Traditionally, interactions between plants and their pollinators are analyzed based on visits to flowers. A research team led by the University of Göttingen - Germany, with the participation of researcher Carine Emer (Young Fluminense Researcher - FAPERJ) from the Research Institute of the Botanical Garden of Rio de Janeiro, studied wild bees in fragments of limestone fields. The researchers analyzed both the nets that show visits to flowers and the nets where pollen is carried on the bees' bodies. They found that bee visits to flowers were not always associated with pollen collection. The pollen data also clearly showed that the number of interactions increased with greater landscape diversity. These findings show that the degree of specialization of pollination networks is generally underestimated when pollen transport is not considered in studies. The results were published in the prestigious journal Proceedings of the Royal Society B., one of the world's most important journals in the field of Biology, Ecology and Conservation.

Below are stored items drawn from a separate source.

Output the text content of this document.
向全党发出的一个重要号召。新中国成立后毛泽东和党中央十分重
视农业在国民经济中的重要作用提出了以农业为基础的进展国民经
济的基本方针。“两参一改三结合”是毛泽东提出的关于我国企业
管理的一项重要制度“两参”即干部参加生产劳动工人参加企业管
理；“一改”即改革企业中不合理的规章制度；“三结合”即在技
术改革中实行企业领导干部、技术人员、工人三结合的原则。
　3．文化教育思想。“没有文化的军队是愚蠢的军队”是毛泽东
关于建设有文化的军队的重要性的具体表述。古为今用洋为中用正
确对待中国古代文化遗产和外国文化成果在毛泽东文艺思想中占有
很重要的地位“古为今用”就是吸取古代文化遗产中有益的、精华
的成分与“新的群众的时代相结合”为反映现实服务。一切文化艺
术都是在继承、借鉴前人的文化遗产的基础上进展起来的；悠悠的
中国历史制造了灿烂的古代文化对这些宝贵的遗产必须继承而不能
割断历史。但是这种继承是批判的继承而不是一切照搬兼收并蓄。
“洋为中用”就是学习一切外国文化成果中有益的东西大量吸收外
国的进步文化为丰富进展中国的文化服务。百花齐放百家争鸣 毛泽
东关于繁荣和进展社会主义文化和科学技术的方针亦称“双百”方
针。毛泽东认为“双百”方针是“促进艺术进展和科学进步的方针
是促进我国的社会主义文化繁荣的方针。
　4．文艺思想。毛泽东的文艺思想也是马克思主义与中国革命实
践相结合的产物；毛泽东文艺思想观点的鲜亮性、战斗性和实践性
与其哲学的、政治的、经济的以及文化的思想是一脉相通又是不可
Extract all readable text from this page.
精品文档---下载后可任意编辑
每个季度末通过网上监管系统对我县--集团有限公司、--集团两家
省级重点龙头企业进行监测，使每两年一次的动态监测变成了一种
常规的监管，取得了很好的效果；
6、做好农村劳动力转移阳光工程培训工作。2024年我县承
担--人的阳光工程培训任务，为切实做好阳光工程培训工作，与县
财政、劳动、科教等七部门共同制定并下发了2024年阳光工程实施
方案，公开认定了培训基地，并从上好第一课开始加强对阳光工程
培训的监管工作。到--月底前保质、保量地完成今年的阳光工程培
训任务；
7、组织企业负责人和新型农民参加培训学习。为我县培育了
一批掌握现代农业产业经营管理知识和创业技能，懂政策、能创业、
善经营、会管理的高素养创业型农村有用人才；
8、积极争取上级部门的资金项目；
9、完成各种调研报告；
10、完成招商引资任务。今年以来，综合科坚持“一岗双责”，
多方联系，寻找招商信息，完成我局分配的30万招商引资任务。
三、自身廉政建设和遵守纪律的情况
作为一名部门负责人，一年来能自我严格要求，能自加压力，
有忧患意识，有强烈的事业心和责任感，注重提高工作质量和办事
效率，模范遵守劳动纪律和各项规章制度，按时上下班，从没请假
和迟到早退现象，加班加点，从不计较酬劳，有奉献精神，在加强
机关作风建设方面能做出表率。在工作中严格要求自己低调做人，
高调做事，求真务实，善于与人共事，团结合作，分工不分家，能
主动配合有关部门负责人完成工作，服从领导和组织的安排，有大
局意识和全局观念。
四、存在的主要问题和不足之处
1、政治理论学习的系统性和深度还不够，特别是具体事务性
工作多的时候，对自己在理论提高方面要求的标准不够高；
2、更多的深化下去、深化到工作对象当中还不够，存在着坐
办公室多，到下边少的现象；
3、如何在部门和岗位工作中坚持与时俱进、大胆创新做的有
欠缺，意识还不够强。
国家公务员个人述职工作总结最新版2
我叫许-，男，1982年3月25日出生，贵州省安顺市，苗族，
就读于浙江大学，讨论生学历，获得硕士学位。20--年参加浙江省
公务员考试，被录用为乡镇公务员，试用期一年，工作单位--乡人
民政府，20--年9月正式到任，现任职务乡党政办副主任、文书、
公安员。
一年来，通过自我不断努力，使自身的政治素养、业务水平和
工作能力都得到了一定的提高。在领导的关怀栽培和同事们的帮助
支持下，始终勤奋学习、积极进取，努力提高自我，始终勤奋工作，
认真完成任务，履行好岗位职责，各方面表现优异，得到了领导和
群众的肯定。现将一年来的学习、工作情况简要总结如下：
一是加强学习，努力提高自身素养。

Understanding the organization of networks between plants and their pollinators is vital to support nature conservation when planning multifunctional and sustainable landscapes. However, little is known about how the networks between pollen and bees are influenced by changes at the landscape level. Combining data from 29 fragments of limestone grasslands, which are among the most species-rich habitats in Central Europe, showed that only 37 percent of interactions between plant species and wild bees occurred in both pollen transport and flower visitation networks. 28 percent of interactions could only be detected in pollen transport networks and 35 percent only in flower visitation networks. When all the local networks are analyzed together, the pollen transport data show that the proportion of unique interactions for each limestone field fragment increased with landscape diversity.
"Our results show that the specialization of plant-pollinator networks decreases in diverse landscapes. If only information on flower visits is analyzed, this does not provide a complete picture and underestimates plant-pollinator specialization,” explains Dr. Felipe Librán-Embid, who carried out the research as part of his PhD in Agroecology at the Faculty of Agricultural Sciences in Göttingen. “Data on pollen transport and also the analysis of meta-networks - taking into account different networks - are key to understanding and managing pollinators and the plants they visit in cultivated landscapes,” adds Professor Teja Tscharntke from the University of Göttingen, who supervised the work together with Professor Ingo Grass from the University of Hohenheim. Carine Emer adds: “This study expands our knowledge of how ecological interactions, which are the basis of nature's organization, are structured at different levels of biological organization - understanding this complexity is fundamental to thinking about transformative solutions that maximize the provision of ecosystem services that are essential for human and environmental health.”